The Makings of a Music

Some extracts from Seamus Heaney's essay 


"I chose the word 'makings' for the title because it gestures towards the testings and hesitations of the workshop, the approaches towards utterance, the discovery of lines and then the intuitive extension of the vital element in those lines over a whole passage. If you like, I am interested in the way Valery's two kinds of poetic lines, 'les vers donnes' and 'les vers calcules', are combined. The given line, the phrase or cadence which haunts the ear and the eager parts of the mind, this is the tuning fork to which the whole music of the poem is orchestrated, that out of which the overall melodies are worked for or calculated. It is my impression that this haunting or 'donne' occurs to all poets in much the same way, arbitrarily, with a sense of promise, as an alertness, a hankering, a readiness. It is also my impression that the quality of the music in the finished poem has to do with the way the poet proceeds to respond to his 'donne'. If he surrenders to it, allows himself to be carried by its initial rhythmic suggestivesness, to become somnambulist after its invitations, then we will have a music not unlike Wordsworth's, hypnotic, swimming with the current of its form rather than against it. If, on the other hand, instead of surrendering to the drift of the original generating rhythm, the poet seeks to discipline it, to harness its energies in order to drive other parts of his mind into motion, then we will have a music not unlike Yeats's, affirmative, seeking to master rather than mesmerize the ear, swimming strongly against the current of its form.

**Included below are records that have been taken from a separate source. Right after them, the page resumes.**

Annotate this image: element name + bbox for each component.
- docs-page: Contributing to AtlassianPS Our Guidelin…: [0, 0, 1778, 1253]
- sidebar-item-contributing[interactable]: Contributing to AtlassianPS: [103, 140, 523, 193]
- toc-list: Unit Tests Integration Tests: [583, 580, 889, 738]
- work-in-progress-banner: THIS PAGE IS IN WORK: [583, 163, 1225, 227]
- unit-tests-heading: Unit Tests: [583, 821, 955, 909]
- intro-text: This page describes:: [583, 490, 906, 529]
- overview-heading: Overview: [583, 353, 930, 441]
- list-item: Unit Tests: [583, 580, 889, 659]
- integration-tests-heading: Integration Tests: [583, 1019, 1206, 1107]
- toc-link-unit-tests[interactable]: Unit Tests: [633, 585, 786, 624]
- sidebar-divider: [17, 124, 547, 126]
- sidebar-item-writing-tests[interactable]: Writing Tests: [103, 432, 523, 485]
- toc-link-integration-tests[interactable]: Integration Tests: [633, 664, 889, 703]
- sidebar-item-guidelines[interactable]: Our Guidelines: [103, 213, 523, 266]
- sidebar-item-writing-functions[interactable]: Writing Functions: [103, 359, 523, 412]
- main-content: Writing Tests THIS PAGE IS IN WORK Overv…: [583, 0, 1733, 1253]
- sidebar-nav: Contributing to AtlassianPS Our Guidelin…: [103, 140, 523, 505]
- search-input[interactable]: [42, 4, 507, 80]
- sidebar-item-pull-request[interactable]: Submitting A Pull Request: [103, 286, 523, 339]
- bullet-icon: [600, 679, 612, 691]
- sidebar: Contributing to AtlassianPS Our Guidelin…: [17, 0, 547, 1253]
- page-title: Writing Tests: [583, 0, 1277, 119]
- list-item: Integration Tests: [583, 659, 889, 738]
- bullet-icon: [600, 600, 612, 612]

Of course, in any poetic music, there will always be two contributory elements. There is that part of the poetry which takes its structure and beat, its play of metre and rhythms, its diction and allusiveness, from the literary tradition. The poetry that Wordsworth and Yeats had read as adolescents and as young men obviously laid down certain structures in their ear, structures that gave them certain kinds of aural expectations for their own writing.... But there is a second element in a poet's music, derived not from the literate parts of his mind but the from its illiterate parts, dependent not upon what Jacques Maritain called his 'intellectual baggage' but upon what I might call his instinctual ballast. What kinds of noise assuage him, what kinds of music pleasure or repel him, what messages the receiving stations of his senses are happy to pick up from the world around him and what ones they automatically block out -- all this unconscious activity, at the pre-verbal level, is entirely relevant to the intonations and appeasements offered by a poet's music."


On Wordsworth:

"What we are presented with is a version of composition as listening, as a wise passiveness, a surrender to energies that spring within the centre of the mind, not composition as an active pursuit by the mind's circumference of something already at the centre. The more attentively Wordsworth listens in, the more cheerfully and abundantly he speaks out."
...
"The high moments of Wordsworth's poetry occur when the verse has carried us forward and onward to a point where line by line we do not proceed but hang in a kind of suspended motion, sustained by the beat of the verse as a hanging bird is sustained by the beat of its wing, but, like the bird, holding actively to one point of vantage, experiencing a prolonged moment of equilibrium during which we feel ourselves to be conductors of the palpable energies of earth and sky."


On Yeats:

"In Yeats, the voice muscles its way over the obstacle course of the form and flexes like an animated vine on the trellis of its metric and rhyme scheme...For Yeats, composition was no recollection in tranquillity, not a delivery of the dark embryo, but a mastery, a handling, a struggle towards maximum articulation."
...
"Again, it is that accumulating pressure in the movement, the sense of passion held down, that we are responding to. The poem's arch is built on repetitions that strain away from one another by reason of the sense they are making, but press in upon one another by reason of the repeated vocable. ...Affirmation arises out of oppositions."

Further, on 'Long-legged Fly':

" 'Long-legged Fly' is a poem that is absolute in its poetic integrity, that commands us both by the stony clarity of its sounds and the deep probes of its images, though 'images' is too weak a word, is somehow inaccurate: it is more that every element in the poem is at once literal and symbolic. It is a transcendent realization of the things I was trying to get at: what is the relationship between the creative moment in the life of an individual and the effect of that moment's conception throughout history? ... The creative mind is astraddle silence. In my reading, the long-legged fly has a masculine gender and while there is a sense of incubation permeating the whole poem, there is also a sense of intent siring. The image recalls the first chapter of the Book of Genesis, where God the Father's mind moves upon chaos, and the image functions within the poem like the nerve of a thinking brain, a brain that concedes the clangour and objectivity of historical events, the remorselessness of action, the unstoppable flow of time. It concedes all this but simultaneously affirms the absoluteness of the moment of silence, the power of the mind's motion along and against the current of history. The poem dramatizes concentration brought to the point of consummation. The act of the mind, in Michael Angelo's case, exerts an almost grandular pressure on history and what conducts that pressure is the image in the beholder's eye. In a similar way, as I have tried to show, poetry depends for its continuing efficacy upon the play of sound not only in the ear of the reader but also in the ear of the writer."